Hamersmith History, Family Crest & Coats of Arms

The Anglo-Saxon name Hamersmith comes from when the family resided in the village of Hammersley, in the county of Staffordshire. The surname Hamersmith was originally derived from the Old English word hamm, which means flat, low-lying land and the Old English word ley, which refers to a wood clearing or grove.

Early Origins of the Hamersmith family

The surname Hamersmith was first found in Staffordshire at Hammersley, "a locality probably to be found in Staffordshire." [1] We can find no record of this village today, but there is no doubt some or all of the family came from Staffordshire. By example, the Register of the University of Oxford list Walter Hamersley, in 1610 and William Hamersly in 1617 as both being from Staffordshire [1] Evidence of the family was also found at Kencott in Oxfordshire. It was here that "the family of Hammersley: the tithes were commuted for land and a money payment in 1767." [2]

Early History of the Hamersmith family

This web page shows only a small excerpt of our Hamersmith research. Another 77 words (6 lines of text) covering the years 1687 and 1801 are included under the topic Early Hamersmith History in all our PDF Extended History products and printed products wherever possible.

Hamersmith Spelling Variations

The English language only became standardized in the last few centuries; therefore, spelling variations are common among early Anglo-Saxon names. As the form of the English language changed, even the spelling of literate people's names evolved.

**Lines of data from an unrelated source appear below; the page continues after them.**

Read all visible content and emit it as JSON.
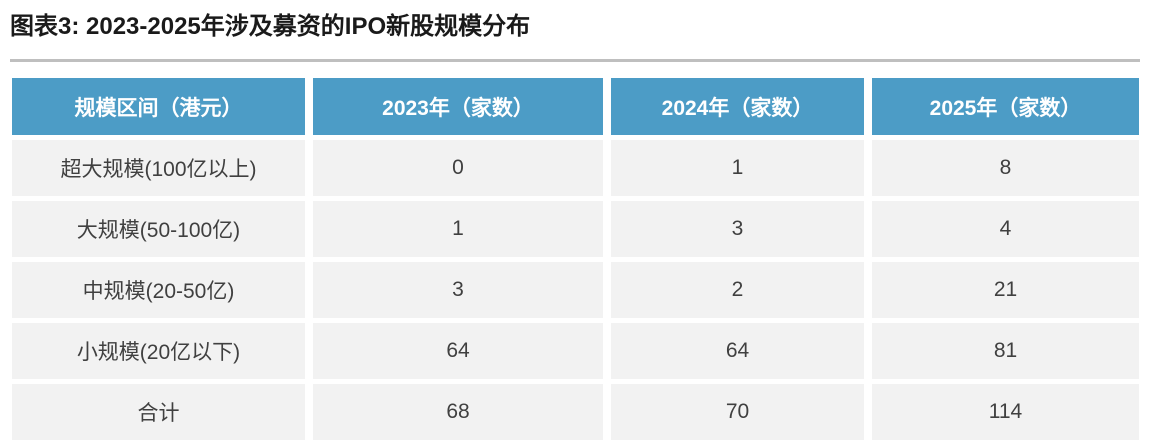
{
  "figure": {
    "title": "图表3: 2023-2025年涉及募资的IPO新股规模分布"
  },
  "colors": {
    "header_bg": "#4C9CC6",
    "header_text": "#FFFFFF",
    "row_bg": "#F2F2F2",
    "cell_text": "#404040",
    "divider": "#BFBFBF",
    "title_text": "#1A1A1A"
  },
  "chart_data": {
    "type": "table",
    "title": "图表3: 2023-2025年涉及募资的IPO新股规模分布",
    "columns": [
      "规模区间（港元）",
      "2023年（家数）",
      "2024年（家数）",
      "2025年（家数）"
    ],
    "rows": [
      {
        "label": "超大规模(100亿以上)",
        "values": [
          "0",
          "1",
          "8"
        ]
      },
      {
        "label": "大规模(50-100亿)",
        "values": [
          "1",
          "3",
          "4"
        ]
      },
      {
        "label": "中规模(20-50亿)",
        "values": [
          "3",
          "2",
          "21"
        ]
      },
      {
        "label": "小规模(20亿以下)",
        "values": [
          "64",
          "64",
          "81"
        ]
      },
      {
        "label": "合计",
        "values": [
          "68",
          "70",
          "114"
        ]
      }
    ]
  }
}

Hamersmith has been recorded under many different variations, including Hammersley, Hammersly and others.

Early Notables of the Hamersmith family (pre 1700)

More information is included under the topic Early Hamersmith Notables in all our PDF Extended History products and printed products wherever possible.

Migration of the Hamersmith family

For many English families, the political and religious disarray that shrouded England made the far away New World an attractive prospect. On cramped disease-ridden ships, thousands migrated to those British colonies that would eventually become Canada and the United States. Those hardy settlers that survived the journey often went on to make important contributions to the emerging nations in which they landed. Analysis of immigration records indicates that some of the first North American immigrants bore the name Hamersmith or a variant listed above: Anne Hammersley settled in Virginia in 1732; Edward Hammersley and George arrived in Philadelphia in 1846; T.W. Hammersley arrived in San Francisco in 1852..

  1. ^ Bardsley, C.W, A Dictionary of English and Welsh Surnames: With Special American Instances. Wiltshire: Heraldry Today, 1901. Print. (ISBN 0-900455-44-6)
  2. ^ Lewis, Samuel, A Topographical Dictionary of England. Institute of Historical Research, 1848, Print.